Step 6: Long-term maintenance

Statistics tell us this is the rarest of things. This is when people have fully adopted and integrated changes such that they can continue to have a healthy relationship with food and maintain a healthy weight. Since so few get past step 3, very few ever reach a level at which they can fully integrate the changes into their life logistically, psychologically, and physically.

Does this seem far-fetched or does it seem realistic as a common pattern for people who lose weight? Well, for me, it seemed very realistic and I see myself as being step 5, and am currently bouncing between 3 and 5. This keeps me from losing a lot more weight, but also keeps me from gaining much either.

Did I make all of this up? No, actually, I did not. This is an adaptation of the 5 steps of recovery for alcoholics and substance abuse addict (Gorski and Miller, 1986). I've been studying addiction, but it has become crystal clear to me that I am food addicted by any definition of the word "addict". What is more, many people are like me, but resist the idea that they are actually addicts because of the lack of control that the word implies.

In no way am I saying that everyone who is fat is food-addicted. However, it is clear to me that I am, and also that a lot of other people are as well. Just as is the case with substance addictions, fat people are looked at in terms of moral failures and character flaws for their "choices". They are viewed as weak. They go through periods of relapse (weight gain) and recovery (weight loss).

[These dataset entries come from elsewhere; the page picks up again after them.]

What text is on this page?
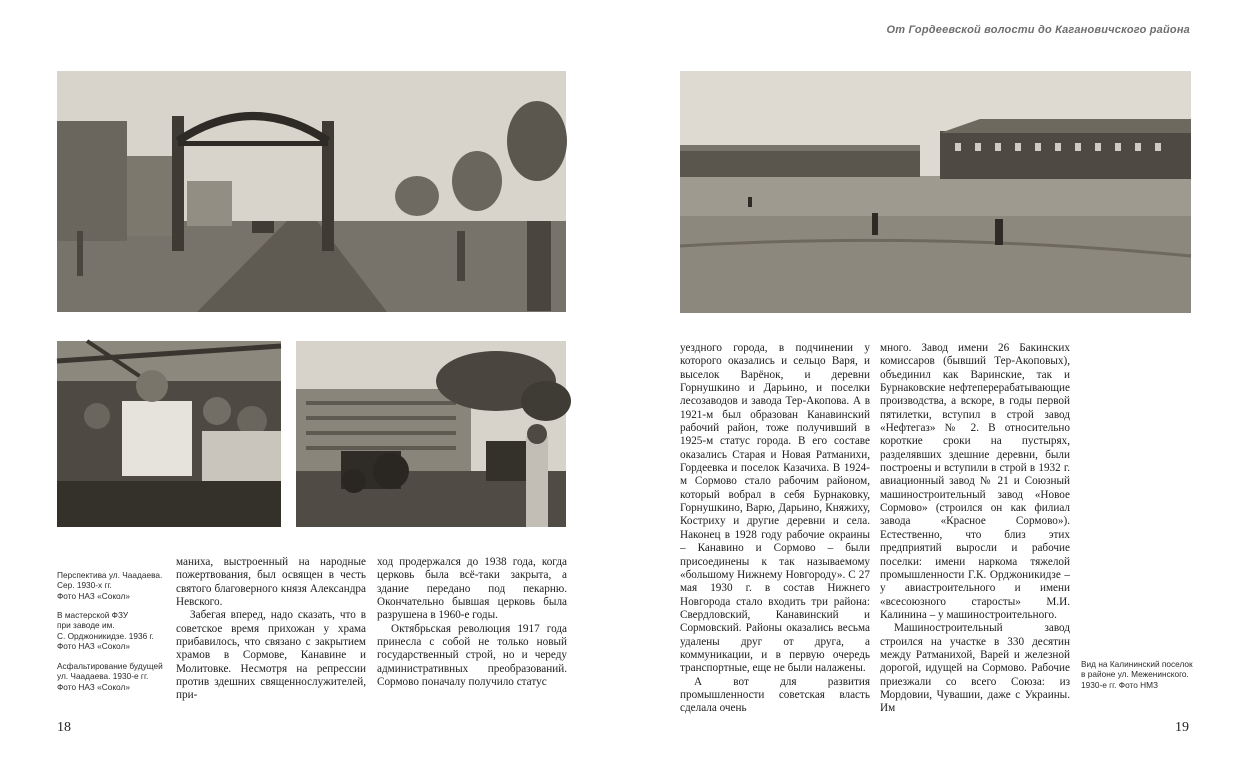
Перспектива ул. Чаадаева.
Сер. 1930-х гг.
Фото НАЗ «Сокол»
В мастерской ФЗУ
при заводе им.
С. Орджоникидзе. 1936 г.
Фото НАЗ «Сокол»
Асфальтирование будущей
ул. Чаадаева. 1930-е гг.
Фото НАЗ «Сокол»

маниха, выстроенный на народные пожертвования, был освящен в честь святого благоверного князя Александра Невского.

Забегая вперед, надо сказать, что в советское время прихожан у храма прибавилось, что связано с закрытием храмов в Сормове, Канавине и Молитовке. Несмотря на репрессии против здешних священнослужителей, при-

ход продержался до 1938 года, когда церковь была всё-таки закрыта, а здание передано под пекарню. Окончательно бывшая церковь была разрушена в 1960-е годы.

Октябрьская революция 1917 года принесла с собой не только новый государственный строй, но и череду административных преобразований. Сормово поначалу получило статус

18
От Гордеевской волости до Кагановичского района

уездного города, в подчинении у которого оказались и сельцо Варя, и выселок Варёнок, и деревни Горнушкино и Дарьино, и поселки лесозаводов и завода Тер-Акопова. А в 1921-м был образован Канавинский рабочий район, тоже получивший в 1925-м статус города. В его составе оказались Старая и Новая Ратманихи, Гордеевка и поселок Казачиха. В 1924-м Сормово стало рабочим районом, который вобрал в себя Бурнаковку, Горнушкино, Варю, Дарьино, Княжиху, Кострихy и другие деревни и села. Наконец в 1928 году рабочие окраины – Канавино и Сормово – были присоединены к так называемому «большому Нижнему Новгороду». С 27 мая 1930 г. в состав Нижнего Новгорода стало входить три района: Свердловский, Канавинский и Сормовский. Районы оказались весьма удалены друг от друга, а коммуникации, и в первую очередь транспортные, еще не были налажены.

А вот для развития промышленности советская власть сделала очень

много. Завод имени 26 Бакинских комиссаров (бывший Тер-Акоповых), объединил как Варинские, так и Бурнаковские нефтеперерабатывающие производства, а вскоре, в годы первой пятилетки, вступил в строй завод «Нефтегаз» № 2. В относительно короткие сроки на пустырях, разделявших здешние деревни, были построены и вступили в строй в 1932 г. авиационный завод № 21 и Союзный машиностроительный завод «Новое Сормово» (строился он как филиал завода «Красное Сормово»). Естественно, что близ этих предприятий выросли и рабочие поселки: имени наркома тяжелой промышленности Г.К. Орджоникидзе – у авиастроительного и имени «всесоюзного старосты» М.И. Калинина – у машиностроительного.

Машиностроительный завод строился на участке в 330 десятин между Ратманихой, Варей и железной дорогой, идущей на Сормово. Рабочие приезжали со всего Союза: из Мордовии, Чувашии, даже с Украины. Им

Вид на Калининский поселок
в районе ул. Меженинского.
1930-е гг. Фото НМЗ
19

A lot of smart people insist that you cannot be addicted to food. They believe you can only be addicted to substances which create a particular neurological situation, but they ignore the fact that there are actually two types of addictions. They are substance and process. Process addictions include things like gambling and sex addiction.

My feeling is that food is a combination of both process and substance addiction because it stimulates pleasure centers as well as the act of having it creates a sense of well-being. One of the more well-known food bloggers who has been struggling with a cycle of loss and regain once said that she was not satisfied with small portions. She needed to have "an experience" in which she ate a lot. This is a sign of process addiction. She derived comfort from the act of eating as much as she wanted, not from the pleasure she got from tasting the food or having a full stomach. In fact, those who have such issues, and I am one of them, will eat until physically ill or uncomfortable because the action of eating is what one requires, not the food itself.

The reason I'm talking about this is because I think that knowing that this is, at least in part, an addiction means that managing it is a permanent process. Addiction is forever. All you can do is be in a state of remission. There is no cure. The best you can hope for is to stave off relapse or to not relapse too often or too copiously. Like other types of addictions, relapse is the more common experience and total remission is extremely uncommon. I think that, once I realized this, I felt a sense of relief. It's not because I think this makes things easier, because it has never been "easy", but rather because the path is clearer.

My father is an alcoholic. He is addicted to alcohol. Addiction is often genetic, generational and a family issue. I may or may not have "inherited" addiction, learned it, or reacted to one addiction in the family with another. The only way for me to live from now on is look at this as a disease that I'll have to battle forever. The best I can hope for is to "manage" it, not cure it.